I am so heartbroken. My grandfather lives 900 miles one way from me. I just found out that he took a turn for the worse with regard to dementia. My mom is currently visiting him, but most of the time he has no idea who she is, why she is there, etc. and he inquires multiple times in a short period of time. The worst part is that my grandmother is in a nursing home and he thinks he did something to put her there. He asks where he is, how he got there, and isn't he married, and where is my wife?
I know that dementia is a terrible illness and while he is 92 and I have had a ton of time with him, I wish I could go visit, but I am in no condition to travel.
Does anyone have any experience with this? What did you do to help cope with this? My other set of grandparents died suddenly (heart attacks), so I never saw them dying slowly.
My grandmother is in the throws of Alzheimer's and it's very sad.
Honestly, the only way to deal with it is to remember them before the dementia started. My grandmother has no idea who I am or who my kids are, we don't visit her all that often because it is confusing for everyone. There is nothing you can do to change the situation so you just need to remember the good times.
I'm sorry you're going through this, lots of hugs.
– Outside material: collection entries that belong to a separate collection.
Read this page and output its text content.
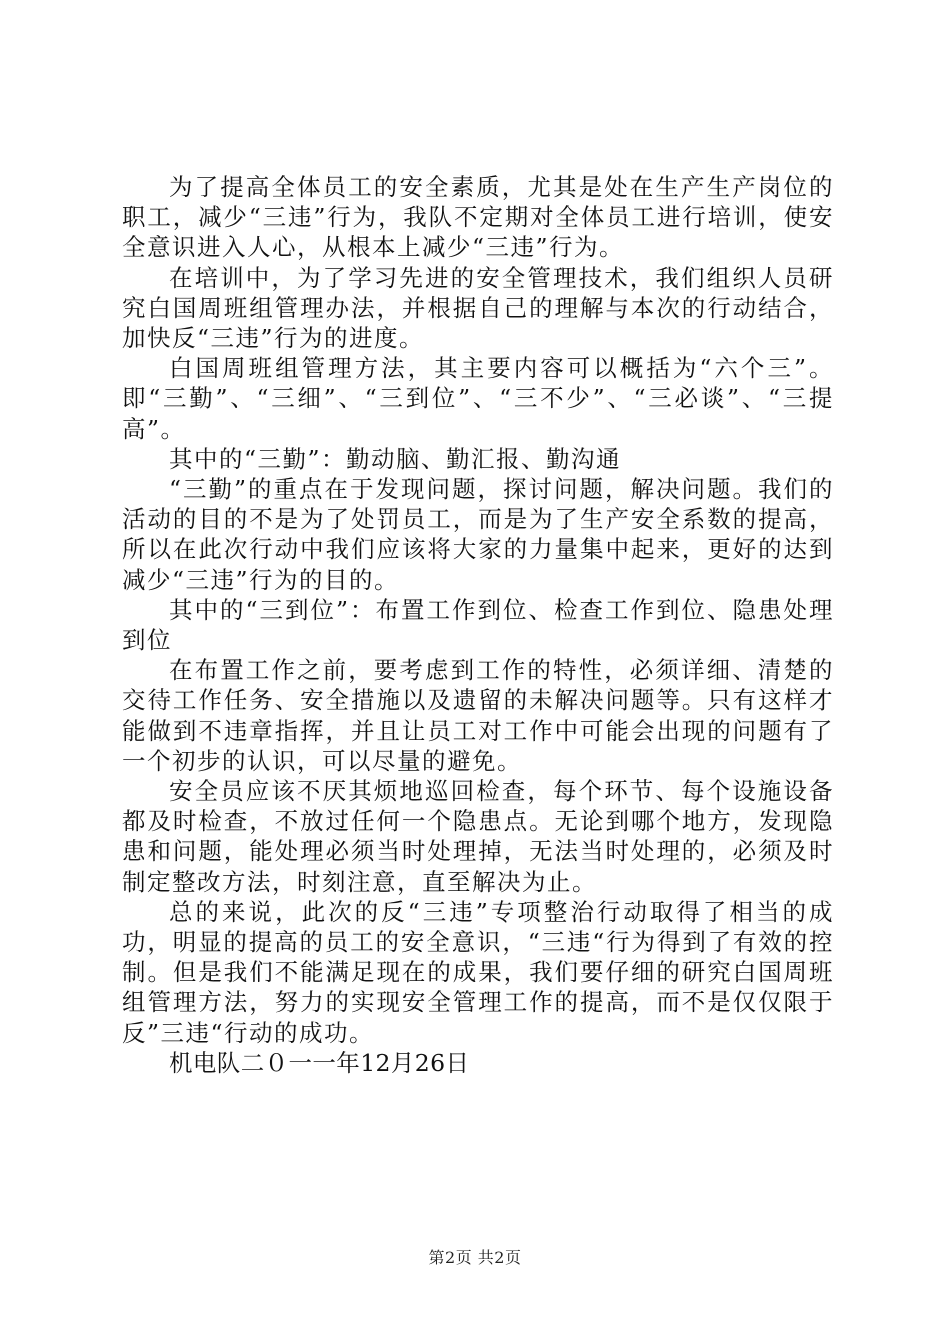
为了提高全体员工的安全素质，尤其是处在生产生产岗位的职工，减少“三违”行为，我队不定期对全体员工进行培训，使安全意识进入人心，从根本上减少“三违”行为。

在培训中，为了学习先进的安全管理技术，我们组织人员研究白国周班组管理办法，并根据自己的理解与本次的行动结合，加快反“三违”行为的进度。

白国周班组管理方法，其主要内容可以概括为“六个三”。即“三勤”、“三细”、“三到位”、“三不少”、“三必谈”、“三提高”。

其中的“三勤”：勤动脑、勤汇报、勤沟通

“三勤”的重点在于发现问题，探讨问题，解决问题。我们的活动的目的不是为了处罚员工，而是为了生产安全系数的提高，所以在此次行动中我们应该将大家的力量集中起来，更好的达到减少“三违”行为的目的。

其中的“三到位”：布置工作到位、检查工作到位、隐患处理到位

在布置工作之前，要考虑到工作的特性，必须详细、清楚的交待工作任务、安全措施以及遗留的未解决问题等。只有这样才能做到不违章指挥，并且让员工对工作中可能会出现的问题有了一个初步的认识，可以尽量的避免。

安全员应该不厌其烦地巡回检查，每个环节、每个设施设备都及时检查，不放过任何一个隐患点。无论到哪个地方，发现隐患和问题，能处理必须当时处理掉，无法当时处理的，必须及时制定整改方法，时刻注意，直至解决为止。

总的来说，此次的反“三违”专项整治行动取得了相当的成功，明显的提高的员工的安全意识，“三违“行为得到了有效的控制。但是我们不能满足现在的成果，我们要仔细的研究白国周班组管理方法，努力的实现安全管理工作的提高，而不是仅仅限于反”三违“行动的成功。

机电队二０一一年12月26日

第2页 共2页
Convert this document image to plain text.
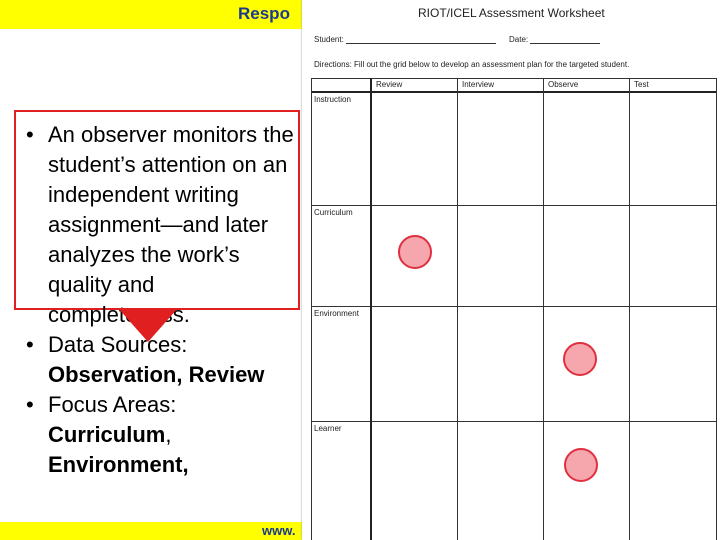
Respo
• An observer monitors the student’s attention on an independent writing assignment—and later analyzes the work’s quality and completeness.
• Data Sources: Observation, Review
• Focus Areas: Curriculum, Environment,
www.
RIOT/ICEL Assessment Worksheet
Student:	Date:
Directions: Fill out the grid below to develop an assessment plan for the targeted student.
Review	Interview	Observe	Test
Instruction
Curriculum
Environment
Learner
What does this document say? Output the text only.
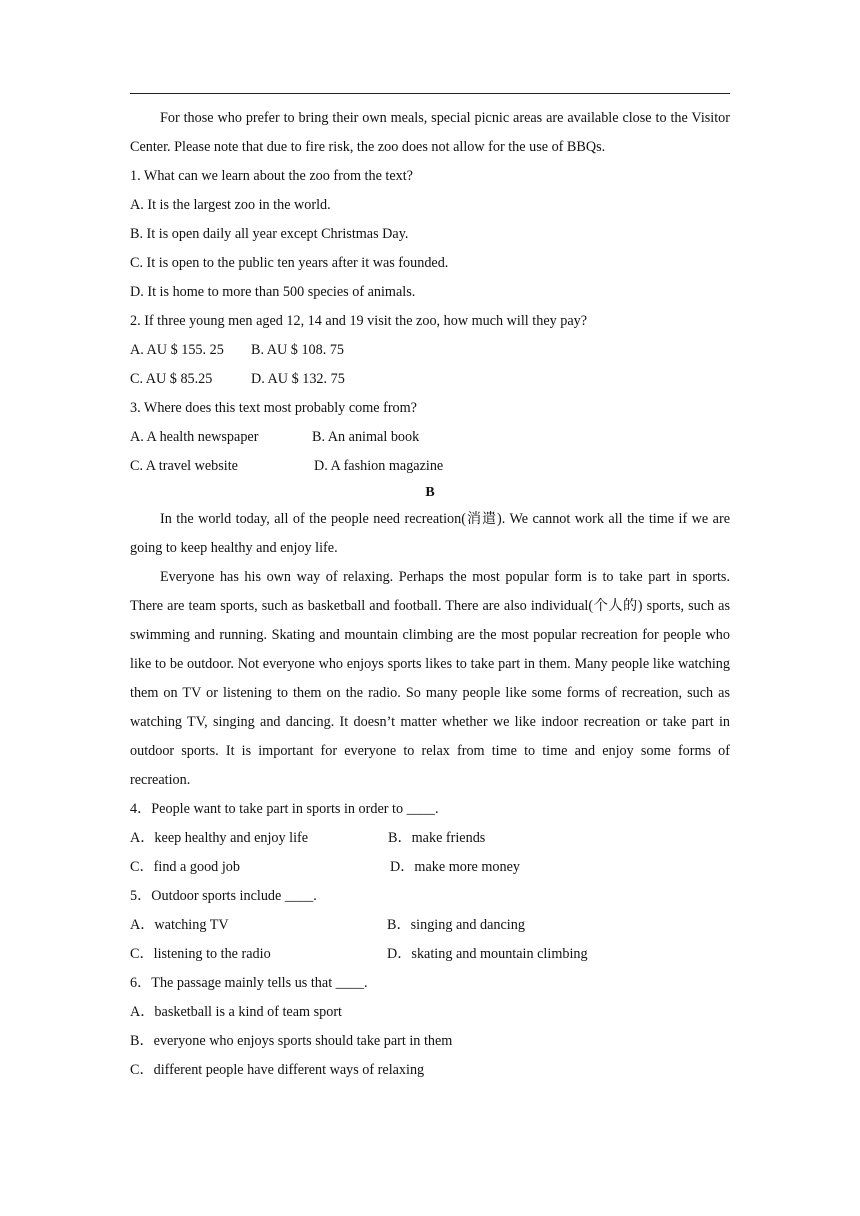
For those who prefer to bring their own meals, special picnic areas are available close to the Visitor Center. Please note that due to fire risk, the zoo does not allow for the use of BBQs.

1. What can we learn about the zoo from the text?

A. It is the largest zoo in the world.

B. It is open daily all year except Christmas Day.

C. It is open to the public ten years after it was founded.

D. It is home to more than 500 species of animals.

2. If three young men aged 12, 14 and 19 visit the zoo, how much will they pay?

A. AU $ 155. 25 B. AU $ 108. 75

C. AU $ 85.25	D. AU $ 132. 75

3. Where does this text most probably come from?

A. A health newspaper	B. An animal book

C. A travel website	D. A fashion magazine

B

In the world today, all of the people need recreation(消遣). We cannot work all the time if we are going to keep healthy and enjoy life.

Everyone has his own way of relaxing. Perhaps the most popular form is to take part in sports. There are team sports, such as basketball and football. There are also individual(个人的) sports, such as swimming and running. Skating and mountain climbing are the most popular recreation for people who like to be outdoor. Not everyone who enjoys sports likes to take part in them. Many people like watching them on TV or listening to them on the radio. So many people like some forms of recreation, such as watching TV, singing and dancing. It doesn’t matter whether we like indoor recreation or take part in outdoor sports. It is important for everyone to relax from time to time and enjoy some forms of recreation.

4．People want to take part in sports in order to ____.

A．keep healthy and enjoy life	B．make friends

C．find a good job	D．make more money

5．Outdoor sports include ____.

A．watching TV	B．singing and dancing

C．listening to the radio	D．skating and mountain climbing

6．The passage mainly tells us that ____.

A．basketball is a kind of team sport

B．everyone who enjoys sports should take part in them

C．different people have different ways of relaxing
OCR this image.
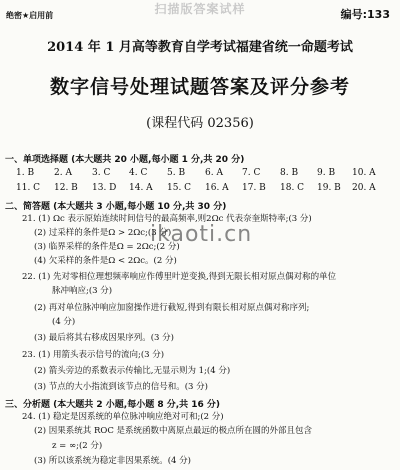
扫描版答案试样
绝密★启用前	编号:133
2014 年 1 月高等教育自学考试福建省统一命题考试
数字信号处理试题答案及评分参考
(课程代码 02356)
一、单项选择题 (本大题共 20 小题,每小题 1 分,共 20 分)
1. B 2. A 3. C 4. C 5. B 6. A 7. C 8. B 9. B 10. A
11. C 12. B 13. D 14. A 15. C 16. A 17. B 18. C 19. B 20. A
二、简答题 (本大题共 3 小题,每小题 10 分,共 30 分)
21. (1) Ωc 表示原始连续时间信号的最高频率,则2Ωc 代表奈奎斯特率;(3 分)
(2) 过采样的条件是Ω > 2Ωc;(3 分)
(3) 临界采样的条件是Ω = 2Ωc;(2 分)
(4) 欠采样的条件是Ω < 2Ωc。(2 分)
ikaoti.cn
22. (1) 先对零相位理想频率响应作傅里叶逆变换,得到无限长相对原点偶对称的单位
脉冲响应;(3 分)
(2) 再对单位脉冲响应加窗操作进行截短,得到有限长相对原点偶对称序列;
(4 分)
(3) 最后将其右移成因果序列。(3 分)
23. (1) 用箭头表示信号的流向;(3 分)
(2) 箭头旁边的系数表示传输比,无显示则为 1;(4 分)
(3) 节点的大小指流到该节点的信号和。(3 分)
三、分析题 (本大题共 2 小题,每小题 8 分,共 16 分)
24. (1) 稳定是因系统的单位脉冲响应绝对可和;(2 分)
(2) 因果系统其 ROC 是系统函数中离原点最远的极点所在圆的外部且包含
z = ∞;(2 分)
(3) 所以该系统为稳定非因果系统。(4 分)
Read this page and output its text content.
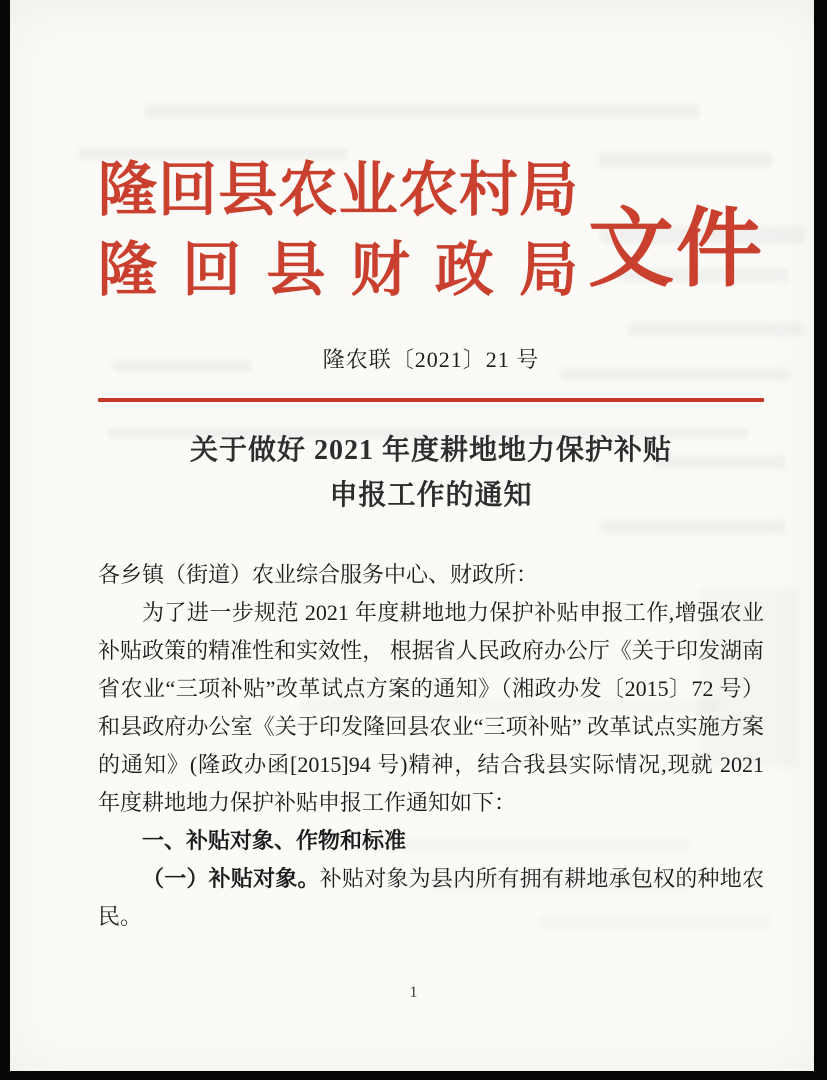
隆回县农业农村局
隆回县财政局 文件
隆农联〔2021〕21 号
关于做好 2021 年度耕地地力保护补贴
申报工作的通知

各乡镇（街道）农业综合服务中心、财政所：

为了进一步规范 2021 年度耕地地力保护补贴申报工作,增强农业补贴政策的精准性和实效性， 根据省人民政府办公厅《关于印发湖南省农业“三项补贴”改革试点方案的通知》（湘政办发〔2015〕72 号）和县政府办公室《关于印发隆回县农业“三项补贴” 改革试点实施方案的通知》(隆政办函[2015]94 号)精神，结合我县实际情况,现就 2021 年度耕地地力保护补贴申报工作通知如下：

一、补贴对象、作物和标准

（一）补贴对象。补贴对象为县内所有拥有耕地承包权的种地农民。

1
My grandmother had it pretty bad the last few years before she passed. It was hard to continue visiting, but we did so until the visits caused huge setbacks in her mood and stability. I wish I had better tips for coping with it .
Thanks ladies! I just feel like I'm being forced to deal with all of these terrible things at the same time. I know that it is just part of being an adult, but it feels so overwhelming.
One of my favorite memories of my grandfather is when I took him to a world series game. It was just the two of us, my favorite team v. his favorite team. None of my pictures from that night came out. Then a couple years later, I discovered that the team's website keeps old pictures. I went through thousands and thousands of pictures and finally found ours! I spent $40 on one 8X10 picture, just so I can have it. I framed it and it's on display in my office. It is by far my favorite memory since he (and my other grandfather) were huge baseball fans and got me interested. It just makes me sad that he doesn't remember that day
@32flavors- He's in a safe environment.He's living with my aunt and uncle. He has a home nurse. As soon as my grandmother gets moved from the rehab wing into long term care, they will be together in the home. My aunt and uncle will be there as much as they can since they are local, as well as my mom and other uncle taking frequent trips to relieve my aunt and uncle so they don't get burnt out.
While I wish I could visit and/or facetime with him, I do not want to confuse him. It would be so selfish of me to do that.
My grandfather had Alzheimer's too. Like the others, no real advice. It's really hard on everyone involved. It's great that you have the wonderful picture and memory(ies) of your times with him.
My 'adopted' grandmother had dementia for the last 10 or so years of her life. I went to go see her 8 years ago. Her son told me that she probably wouldn't remember me. I went anyway and hoped for the best. She was known for one particular dish and she and I made it together all the time when I was a kid. I'm pretty sure that it helped her remember who I was because it brought back old memories. We repeated the same conversation about the dumplings a couple of times but that was okay with me because I got to relive the good memories with her again during that visit. I feel so guilty for not visiting her again but I guess it probably wouldn't have been a good thing. I miss her so much.
I'm so sorry. It's sad and difficult for everyone.
Post by prettyinpearls on Nov 9, 2015 11:53:29 GMT -5
I lost my grandma to Alzheimer's two years ago and it was awful. I lived close enough that I could visit once in a while, but I stopped going when things took a turn for the worse. She was refusing to eat and basically was wasting away to nothing. I know she wouldn't want me to see her like that (she was a very modest person) and I wanted to respect what I assume would be her wishes. That thought alone has helped me cope with her loss. (My parents visited her often up until the very end)
I think back to fond memories of her and remember how much she loved all of us grandkids. My parents have a framed photo of her and my grandpa and one day DS2 randomly brought the picture to me and said "Grandma! Grandma!" He was a newborn when she passed away, so I'm convinced she still visits us from time to time and that comforts me.
((abcdefu)) It's so hard. My grandmother had dementia. She passed away 2 years ago at the age of 95, but for the last 5+ years of her life she wasn't right. She had moments of lucidity up until a year before she passed, but she was mostly asleep and very confused. She knew me 95% of the time up until about a year before she died.
It is very hard to watch someone fade from a strong, witty person into a shell of a person that used to be. If you need to talk feel free to PM me. My Nana was my BFF and watching her decline was rough. But after she passed away, i came to terms with it in a short time. I realized that she lived a long life and the person she became was not what she would have wanted to be. She would have been so pissed that she was confused!